The Rob Porter Mess A fiasco that hurts part of the White House that was working.
https://www.wsj.com/articles/the-rob-porter-mess-1518221424?mod=nwsrl_review_outlook_u_s_&cx_refModule=nwsrl#cx_testId=16&cx_testVariant=ctrl&cx_artPos=7
The story of Rob Porter has escalated from a personal and domestic trauma to one about failed White House vetting, and this time President Trump seems to be blameless. The damage would be compounded if it blows up the vast improvement that Chief of Staff John Kelly has brought to the West Wing.
Mr. Porter resigned this week after news broke that he was accused of abusing two former wives during their marriages. The truth of the accusations is impossible for an outsider to know at this point, and Mr. Porter has denied the allegations as “vile” and part of a “coordinated smear campaign.”
But by all accounts the allegations were holding up Mr. Porter’s security clearance, which he needed in the crucial job of staff secretary who controls the daily paper flow to the President’s desk. Both ex-wives say they shared this information with the FBI a year ago, and the Daily Mail is reporting that Mr. Porter’s former girl friend spoke to Mr. Kelly about the allegations in October.
The White House review process served the President poorly. The FBI typically takes such charges, and its impact on a security clearance, to the White House counsel’s office, whose job is to determine if those charges are disqualifying. They are automatically so if a clearance is denied, unless the President himself overrules the FBI.

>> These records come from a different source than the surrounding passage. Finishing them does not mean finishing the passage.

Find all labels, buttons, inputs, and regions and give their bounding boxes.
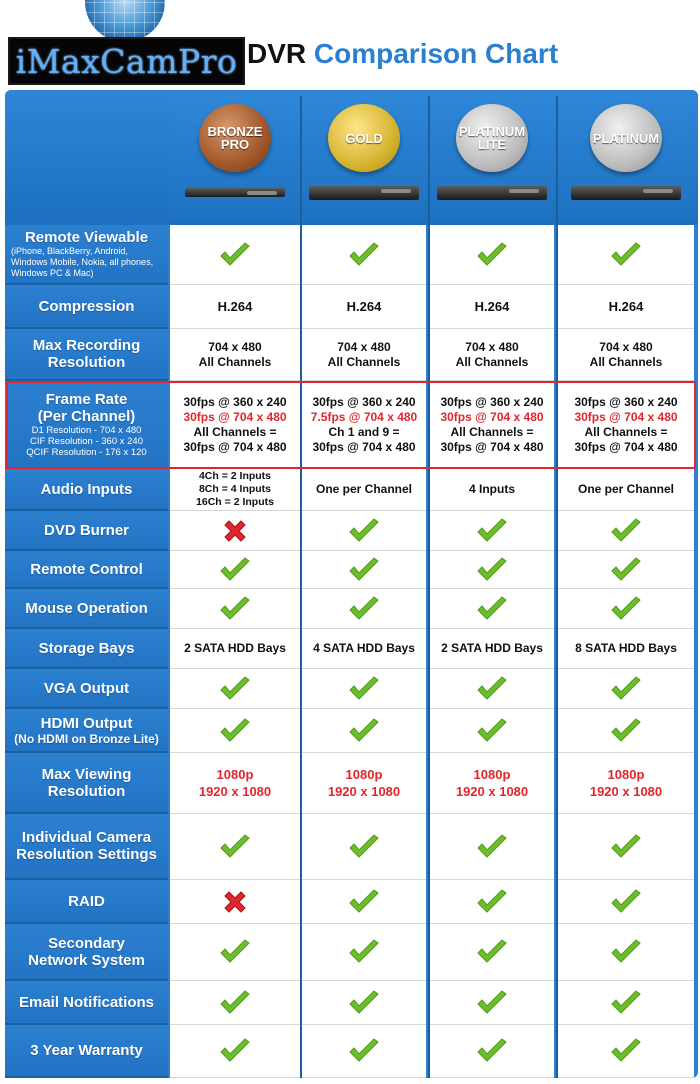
- table-cell: [558, 551, 694, 589]
- cell-text-group: [440, 395, 543, 455]
- check-icon: [218, 556, 252, 584]
- check-icon: [347, 517, 381, 545]
- check-icon: [475, 241, 509, 269]
- table-cell: [170, 285, 300, 329]
- check-icon: [609, 989, 643, 1017]
- check-icon: [609, 717, 643, 745]
- cell-line: 16Ch = 2 Inputs: [196, 496, 274, 508]
- row-label-text: VGA Output: [43, 679, 130, 697]
- table-cell: [558, 981, 694, 1025]
- table-cell: [170, 753, 300, 814]
- check-icon: [347, 241, 381, 269]
- check-icon: [347, 833, 381, 861]
- cell-line: 1080p: [473, 767, 511, 782]
- table-cell: [302, 285, 426, 329]
- table-cell: [430, 981, 554, 1025]
- row-label-text: HDMI Output: [40, 714, 133, 732]
- table-cell: [170, 225, 300, 285]
- check-icon: [475, 517, 509, 545]
- check-icon: [218, 241, 252, 269]
- product-header-2: [302, 96, 426, 221]
- cell-text: 2 SATA HDD Bays: [441, 641, 543, 655]
- row-label-note: Windows PC & Mac): [11, 268, 94, 278]
- check-icon: [475, 1037, 509, 1065]
- table-cell: [558, 511, 694, 551]
- row-label-text: Secondary Network System: [28, 934, 145, 969]
- cell-line: Ch 1 and 9 =: [328, 424, 400, 439]
- check-icon: [475, 675, 509, 703]
- badge-label: GOLD: [345, 130, 383, 146]
- x-icon: [222, 889, 248, 915]
- table-cell: [430, 814, 554, 880]
- table-cell: [430, 924, 554, 981]
- cell-line: All Channels: [589, 354, 663, 369]
- table-cell: [430, 469, 554, 511]
- row-label-text: RAID: [68, 892, 105, 910]
- cell-text-group: [590, 766, 662, 800]
- check-icon: [347, 888, 381, 916]
- cell-line: 704 x 480: [599, 339, 653, 354]
- cell-text: H.264: [346, 299, 382, 314]
- cell-line: 1920 x 1080: [455, 784, 529, 799]
- cell-line: 7.5fps @ 704 x 480: [310, 409, 418, 424]
- row-label: [5, 814, 168, 880]
- cell-text-group: [311, 395, 417, 455]
- row-label: [5, 381, 168, 469]
- cell-text: 8 SATA HDD Bays: [575, 641, 677, 655]
- table-cell: [558, 814, 694, 880]
- table-cell: [430, 753, 554, 814]
- check-icon: [609, 556, 643, 584]
- table-cell: [170, 469, 300, 511]
- table-cell: [302, 381, 426, 469]
- table-cell: [430, 381, 554, 469]
- cell-line: 1920 x 1080: [198, 784, 272, 799]
- globe-icon: [85, 0, 165, 42]
- dvr-unit-image: [309, 186, 419, 200]
- cell-line: 1920 x 1080: [589, 784, 663, 799]
- row-label: [5, 589, 168, 629]
- cell-text-group: [183, 395, 286, 455]
- badge-sublabel: LITE: [477, 137, 507, 152]
- check-icon: [475, 717, 509, 745]
- table-cell: [430, 629, 554, 669]
- check-icon: [347, 675, 381, 703]
- check-icon: [218, 989, 252, 1017]
- cell-text: One per Channel: [315, 482, 413, 496]
- cell-text-group: [456, 766, 528, 800]
- check-icon: [609, 1037, 643, 1065]
- row-label: [5, 225, 168, 285]
- cell-text-group: [199, 766, 271, 800]
- table-cell: [558, 381, 694, 469]
- check-icon: [475, 556, 509, 584]
- cell-text-group: [590, 340, 663, 370]
- table-cell: [430, 329, 554, 381]
- cell-text: 2 SATA HDD Bays: [184, 641, 286, 655]
- check-icon: [475, 595, 509, 623]
- check-icon: [347, 1037, 381, 1065]
- check-icon: [218, 1037, 252, 1065]
- row-label-text: Individual Camera Resolution Settings: [16, 829, 157, 863]
- cell-line: 30fps @ 360 x 240: [183, 394, 287, 409]
- table-cell: [430, 225, 554, 285]
- cell-line: 704 x 480: [337, 339, 391, 354]
- row-label-note: CIF Resolution - 360 x 240: [29, 435, 143, 447]
- cell-line: 1920 x 1080: [327, 784, 401, 799]
- check-icon: [218, 595, 252, 623]
- check-icon: [609, 517, 643, 545]
- cell-line: All Channels =: [450, 424, 534, 439]
- product-header-3: [430, 96, 554, 221]
- row-label: [5, 285, 168, 329]
- table-cell: [170, 880, 300, 924]
- table-cell: [558, 589, 694, 629]
- cell-line: 30fps @ 360 x 240: [312, 394, 416, 409]
- table-cell: [170, 551, 300, 589]
- row-label: [5, 629, 168, 669]
- cell-line: 1080p: [216, 767, 254, 782]
- table-cell: [302, 709, 426, 753]
- row-label: [5, 880, 168, 924]
- table-cell: [302, 469, 426, 511]
- table-cell: [170, 814, 300, 880]
- table-cell: [430, 709, 554, 753]
- check-icon: [609, 241, 643, 269]
- row-label-text: Mouse Operation: [25, 599, 148, 617]
- row-label-note: QCIF Resolution - 176 x 120: [26, 446, 147, 458]
- check-icon: [347, 595, 381, 623]
- row-label: [5, 1025, 168, 1078]
- table-cell: [558, 924, 694, 981]
- cell-text-group: [574, 395, 677, 455]
- gold-badge: [328, 104, 400, 172]
- cell-line: 1080p: [607, 767, 645, 782]
- check-icon: [475, 888, 509, 916]
- cell-line: 704 x 480: [465, 339, 519, 354]
- cell-line: 30fps @ 704 x 480: [183, 409, 287, 424]
- table-cell: [302, 589, 426, 629]
- row-label-note: Windows Mobile, Nokia, all phones,: [11, 257, 154, 267]
- cell-text: H.264: [608, 299, 644, 314]
- table-cell: [558, 753, 694, 814]
- cell-text: H.264: [474, 299, 510, 314]
- table-cell: [302, 880, 426, 924]
- table-cell: [170, 669, 300, 709]
- table-cell: [302, 669, 426, 709]
- column-divider: [428, 96, 430, 1078]
- table-cell: [430, 1025, 554, 1078]
- dvr-unit-image: [185, 188, 285, 197]
- table-cell: [302, 924, 426, 981]
- table-cell: [302, 511, 426, 551]
- row-label: [5, 329, 168, 381]
- cell-line: 30fps @ 704 x 480: [183, 439, 287, 454]
- row-label: [5, 709, 168, 753]
- badge-label: BRONZE: [207, 124, 263, 139]
- check-icon: [347, 989, 381, 1017]
- badge-label: PLATINUM: [458, 124, 526, 139]
- cell-line: All Channels =: [193, 424, 277, 439]
- row-label-text: Remote Control: [30, 560, 143, 578]
- cell-text: H.264: [217, 299, 253, 314]
- check-icon: [609, 833, 643, 861]
- row-label: [5, 551, 168, 589]
- cell-line: All Channels: [455, 354, 529, 369]
- row-label-text: Max Viewing Resolution: [41, 765, 132, 800]
- row-label: [5, 753, 168, 814]
- cell-line: 30fps @ 704 x 480: [440, 439, 544, 454]
- cell-text-group: [196, 470, 274, 509]
- check-icon: [475, 938, 509, 966]
- bronze-badge: [199, 104, 271, 172]
- table-cell: [430, 669, 554, 709]
- row-label: [5, 511, 168, 551]
- row-label-text: Email Notifications: [18, 993, 155, 1011]
- title-dvr: DVR: [247, 38, 307, 69]
- cell-text: 4 SATA HDD Bays: [313, 641, 415, 655]
- row-label-text: Remote Viewable: [24, 229, 149, 246]
- cell-text-group: [328, 766, 400, 800]
- row-label: [5, 924, 168, 981]
- check-icon: [475, 989, 509, 1017]
- logo[interactable]: [8, 37, 245, 85]
- row-label-text: Compression: [38, 297, 135, 315]
- check-icon: [475, 833, 509, 861]
- table-cell: [170, 981, 300, 1025]
- table-cell: [170, 589, 300, 629]
- table-cell: [558, 469, 694, 511]
- cell-line: 1080p: [345, 767, 383, 782]
- cell-text-group: [328, 340, 401, 370]
- check-icon: [347, 717, 381, 745]
- table-cell: [302, 551, 426, 589]
- table-cell: [558, 669, 694, 709]
- row-label-text: Max Recording Resolution: [32, 337, 141, 371]
- table-cell: [558, 285, 694, 329]
- check-icon: [609, 595, 643, 623]
- badge-sublabel: PRO: [220, 137, 250, 152]
- row-label-note: D1 Resolution - 704 x 480: [31, 424, 142, 436]
- cell-text: One per Channel: [577, 482, 675, 496]
- table-cell: [302, 629, 426, 669]
- table-cell: [558, 629, 694, 669]
- table-cell: [170, 381, 300, 469]
- table-cell: [170, 1025, 300, 1078]
- cell-line: 30fps @ 704 x 480: [440, 409, 544, 424]
- table-cell: [430, 589, 554, 629]
- cell-line: 8Ch = 4 Inputs: [198, 483, 272, 495]
- table-cell: [170, 629, 300, 669]
- header: [0, 0, 700, 92]
- table-cell: [430, 285, 554, 329]
- column-divider: [556, 96, 558, 1078]
- product-header-4: [558, 96, 694, 221]
- row-label-text: Frame Rate (Per Channel): [37, 390, 136, 425]
- check-icon: [218, 675, 252, 703]
- cell-line: 704 x 480: [208, 339, 262, 354]
- table-cell: [302, 814, 426, 880]
- cell-line: 30fps @ 704 x 480: [312, 439, 416, 454]
- check-icon: [218, 717, 252, 745]
- dvr-unit-image: [571, 186, 681, 200]
- cell-text-group: [456, 340, 529, 370]
- row-label-note: (No HDMI on Bronze Lite): [14, 731, 159, 746]
- badge-label: PLATINUM: [592, 130, 660, 146]
- cell-line: 30fps @ 704 x 480: [574, 439, 678, 454]
- dvr-unit-image: [437, 186, 547, 200]
- table-cell: [558, 709, 694, 753]
- table-cell: [302, 329, 426, 381]
- product-header-1: [170, 96, 300, 221]
- cell-line: All Channels =: [584, 424, 668, 439]
- table-cell: [302, 753, 426, 814]
- cell-line: All Channels: [327, 354, 401, 369]
- x-icon: [222, 518, 248, 544]
- check-icon: [218, 833, 252, 861]
- row-label-text: 3 Year Warranty: [30, 1042, 143, 1059]
- table-cell: [558, 225, 694, 285]
- row-label: [5, 981, 168, 1025]
- cell-line: 30fps @ 360 x 240: [574, 394, 678, 409]
- row-label-text: DVD Burner: [43, 521, 129, 539]
- table-cell: [170, 511, 300, 551]
- cell-line: All Channels: [198, 354, 272, 369]
- check-icon: [609, 938, 643, 966]
- check-icon: [347, 556, 381, 584]
- title-rest: Comparison Chart: [313, 38, 559, 69]
- cell-line: 4Ch = 2 Inputs: [198, 470, 272, 482]
- cell-line: 30fps @ 360 x 240: [440, 394, 544, 409]
- cell-text-group: [199, 340, 272, 370]
- check-icon: [609, 675, 643, 703]
- row-label-text: Audio Inputs: [40, 480, 133, 498]
- table-cell: [170, 924, 300, 981]
- check-icon: [347, 938, 381, 966]
- row-label-note: (iPhone, BlackBerry, Android,: [11, 246, 128, 256]
- logo-text: iMaxCamPro: [15, 41, 238, 81]
- table-cell: [430, 511, 554, 551]
- table-cell: [302, 981, 426, 1025]
- cell-line: 30fps @ 704 x 480: [574, 409, 678, 424]
- check-icon: [218, 938, 252, 966]
- table-cell: [430, 880, 554, 924]
- column-divider: [300, 96, 302, 1078]
- platinum-badge: [456, 104, 528, 172]
- table-cell: [302, 1025, 426, 1078]
- table-cell: [302, 225, 426, 285]
- table-cell: [430, 551, 554, 589]
- page-title: [247, 38, 558, 70]
- table-cell: [558, 880, 694, 924]
- table-cell: [170, 329, 300, 381]
- check-icon: [609, 888, 643, 916]
- cell-text: 4 Inputs: [468, 482, 515, 496]
- table-cell: [558, 329, 694, 381]
- table-cell: [558, 1025, 694, 1078]
- row-label: [5, 669, 168, 709]
- platinum-badge: [590, 104, 662, 172]
- table-cell: [170, 709, 300, 753]
- row-label-text: Storage Bays: [38, 639, 135, 657]
- row-label: [5, 469, 168, 511]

One issue is whether anyone told any of this to Mr. Trump, who brought reporters into the White House Friday to wish Mr. Porter well and say his former aide had denied the accusations. We also don’t know what Mr. Porter told White House counsel Don McGahn or Mr. Kelly when confronted with the charges. But they ought to have recognized that sooner or later such allegations would become public—and that when they did it would embarrass the President.
Already New York Democrat Nydia Velazquez tweeted that the Porter affair exposes “a culture of misogyny” at the White House. But even before the #MeToo movement against sexual harassment, such serious accusations from three women would have driven someone out of such a prominent White House job.
The White House also handled this badly, issuing shifting and even contradictory explanations about who knew what and when. It didn’t help that an early statement of support from Mr. Kelly was drafted in part by Hope Hicks, the White House communications director who is dating Mr. Porter. Mr. Kelly initially said, “Rob Porter is a man of true integrity and honor, and I can’t say enough good things about him.”
Part of the tragedy is that this description seems to have been true about Mr. Porter in his White House role. A Rhodes Scholar and former senior aide to Senator Orrin Hatch, the 40-year-old has helped Mr. Kelly bring order to the White House after the first six chaotic months of what amounted to the Steve Bannon Presidency.
Mr. Trump has to decide if he’s lost confidence in his senior staff, but we hope he knows that stability is crucial as he navigates a perilous second year. The Robert Mueller probe may soon reach a crescendo, and Democrats are in single-minded pursuit of House and Senate majorities that would cripple his Presidency. At least until this episode the McGahn-Kelly team has been part of this White House that has worked, and Mr. Trump won’t find it easy to replace them.